Psalm 7:3-5 O Lord my God, if I have done this and there is guilt on my hands –
if I have done evil to him who is at peace with me
or without cause have robbed my foe –
then let my enemy pursue and overtake me;
let him trample me in the ground
and make me sleep in the dust.
When you think about it, this is a pretty remarkable statement on the part of David. Many people cringe at what are called “imprecatory Psalms,” where the writer wishes evil on his enemies, but here David is pronouncing a very severe imprecation on himself, if he is indeed guilty of what he is being accused of. I’d say that’s a pretty clear indication that he at least though he was innocent! It makes me think about what our actions really deserve. We tend to excuse ourselves but be much more severe in considering others. That may be natural, but it’s not pretty. Jesus used a bit of humorous hyperbole in pointing this out, speaking of planks and sawdust. (Matthew 7:3-5) A major problem for us is that we have so little grasp of the holiness of God. We have never been that holy, so we have trouble imagining what it is like and what it means. The European fairly tale of “The Princess and the Pea” might be an illustration. That story is absurd for a number of reasons, but on the good side it could serve as an illustration of how God responds to sin, to unholiness. His response to sin is so severe that it caused Him to send His Son to die, in order to deal with sin. Now that’s severe! God has provided that redemption, but the problem is that we tend to think that we don’t need it, that we’re good enough as we are. That’s a total deception! Unlike David and what he was accused of, we really are guilty of turning our backs on God, of thinking and saying that we don’t need Him, that we know better than He does. If God operated on justice alone, that would condemn us to eternal separation from Him, and that would be hell, in every sense of the word. The incredible good news is that God operates on love and mercy, so that we may be saved by grace through faith. (Ephesians 2:8-9)
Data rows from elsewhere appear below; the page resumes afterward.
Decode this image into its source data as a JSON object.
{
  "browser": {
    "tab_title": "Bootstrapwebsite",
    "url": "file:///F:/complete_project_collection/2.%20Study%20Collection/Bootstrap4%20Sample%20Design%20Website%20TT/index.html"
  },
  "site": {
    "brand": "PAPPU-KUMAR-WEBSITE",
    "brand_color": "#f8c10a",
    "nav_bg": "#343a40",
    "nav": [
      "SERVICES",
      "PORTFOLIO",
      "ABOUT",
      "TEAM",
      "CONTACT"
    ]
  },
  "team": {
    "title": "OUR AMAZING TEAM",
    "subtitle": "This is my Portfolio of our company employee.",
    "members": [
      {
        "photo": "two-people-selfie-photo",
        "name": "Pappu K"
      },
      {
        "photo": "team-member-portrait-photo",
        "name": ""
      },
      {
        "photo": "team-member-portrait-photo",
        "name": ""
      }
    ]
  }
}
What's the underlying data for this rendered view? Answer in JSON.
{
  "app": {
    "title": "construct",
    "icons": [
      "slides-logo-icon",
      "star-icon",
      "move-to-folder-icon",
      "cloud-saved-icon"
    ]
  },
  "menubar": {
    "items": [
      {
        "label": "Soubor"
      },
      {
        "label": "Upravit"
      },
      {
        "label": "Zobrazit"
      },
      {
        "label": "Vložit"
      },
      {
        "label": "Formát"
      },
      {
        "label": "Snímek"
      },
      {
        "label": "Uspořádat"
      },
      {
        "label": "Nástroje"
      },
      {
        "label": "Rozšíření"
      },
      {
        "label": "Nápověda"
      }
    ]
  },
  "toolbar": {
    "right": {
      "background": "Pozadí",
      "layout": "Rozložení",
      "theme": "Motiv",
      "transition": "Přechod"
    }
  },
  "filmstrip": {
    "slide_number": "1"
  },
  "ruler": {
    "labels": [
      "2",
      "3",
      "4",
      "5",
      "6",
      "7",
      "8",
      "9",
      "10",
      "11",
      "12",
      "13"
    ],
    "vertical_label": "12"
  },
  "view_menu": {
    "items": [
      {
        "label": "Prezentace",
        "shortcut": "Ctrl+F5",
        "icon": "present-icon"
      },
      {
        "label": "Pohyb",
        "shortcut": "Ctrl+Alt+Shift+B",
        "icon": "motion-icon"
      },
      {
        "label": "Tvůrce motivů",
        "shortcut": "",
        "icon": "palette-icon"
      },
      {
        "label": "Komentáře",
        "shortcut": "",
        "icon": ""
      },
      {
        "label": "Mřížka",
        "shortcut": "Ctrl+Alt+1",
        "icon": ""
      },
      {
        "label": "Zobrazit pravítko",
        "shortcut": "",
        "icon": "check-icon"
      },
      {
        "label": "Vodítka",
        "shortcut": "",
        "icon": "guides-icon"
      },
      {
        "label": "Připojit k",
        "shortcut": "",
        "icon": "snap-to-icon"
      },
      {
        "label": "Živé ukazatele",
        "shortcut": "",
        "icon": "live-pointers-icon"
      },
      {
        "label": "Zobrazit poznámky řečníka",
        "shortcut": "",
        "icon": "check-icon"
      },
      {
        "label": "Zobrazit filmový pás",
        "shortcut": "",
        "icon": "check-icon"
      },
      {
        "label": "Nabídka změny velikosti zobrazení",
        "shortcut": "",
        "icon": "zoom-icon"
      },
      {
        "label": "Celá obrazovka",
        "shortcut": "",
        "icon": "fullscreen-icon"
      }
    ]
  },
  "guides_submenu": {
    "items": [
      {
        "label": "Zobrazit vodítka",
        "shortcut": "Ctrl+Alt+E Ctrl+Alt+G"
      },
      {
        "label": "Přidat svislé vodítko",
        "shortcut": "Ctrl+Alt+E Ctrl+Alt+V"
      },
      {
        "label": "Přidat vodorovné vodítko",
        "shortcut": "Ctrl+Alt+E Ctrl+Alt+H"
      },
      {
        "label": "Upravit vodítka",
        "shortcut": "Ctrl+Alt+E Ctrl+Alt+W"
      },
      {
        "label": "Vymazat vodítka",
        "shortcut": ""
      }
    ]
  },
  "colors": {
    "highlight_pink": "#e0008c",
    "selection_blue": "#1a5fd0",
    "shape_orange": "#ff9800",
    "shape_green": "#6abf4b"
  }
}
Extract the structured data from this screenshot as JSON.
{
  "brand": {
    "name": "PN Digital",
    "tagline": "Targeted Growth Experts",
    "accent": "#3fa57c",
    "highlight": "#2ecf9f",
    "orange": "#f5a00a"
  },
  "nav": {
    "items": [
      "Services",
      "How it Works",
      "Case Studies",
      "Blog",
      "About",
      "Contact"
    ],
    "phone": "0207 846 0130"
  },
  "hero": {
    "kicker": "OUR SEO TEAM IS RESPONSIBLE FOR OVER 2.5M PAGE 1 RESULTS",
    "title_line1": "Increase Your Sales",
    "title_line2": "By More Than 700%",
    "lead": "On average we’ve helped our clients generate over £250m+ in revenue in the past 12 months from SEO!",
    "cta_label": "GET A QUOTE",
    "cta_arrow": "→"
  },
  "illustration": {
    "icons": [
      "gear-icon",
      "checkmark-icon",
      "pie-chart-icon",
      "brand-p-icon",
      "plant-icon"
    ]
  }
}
This is as true for me as it is for anyone else, and I must never forget that. I am as much in need of the grace of God as the worst mass murderer, and if I forget that, I immediately get out of line with the Holy Spirit. I am indeed cleansed and redeemed by the blood of Christ, but only by the blood of Christ; I have no claim to anything on my own merit. As I seek to share the Gospel with others, I’ve got to keep rejoicing in it myself, in deepest gratitude. When I do things right, I should rejoice that God has enabled me to do so, avoiding the multiple pitfalls all around me. When others fall, I am not to condemn and certainly not rejoice, but extend the hand of grace to lift them up. My faith is where it is only by the grace of God, so I am to encourage others to open their hearts to receive the faith that God has prepared for them, so that they too may walk in the abundance of His grace.
Father, You know every situation I deal with day by day. You also know I don’t have the wisdom in myself to deal with any of it! I ask for Your wisdom and love to deal with each individual, each situation, so that the devil’s schemes may be destroyed (1 John 3:8) and people set free to come from death to life, darkness to light, for Your glory. Thank You. Hallelujah!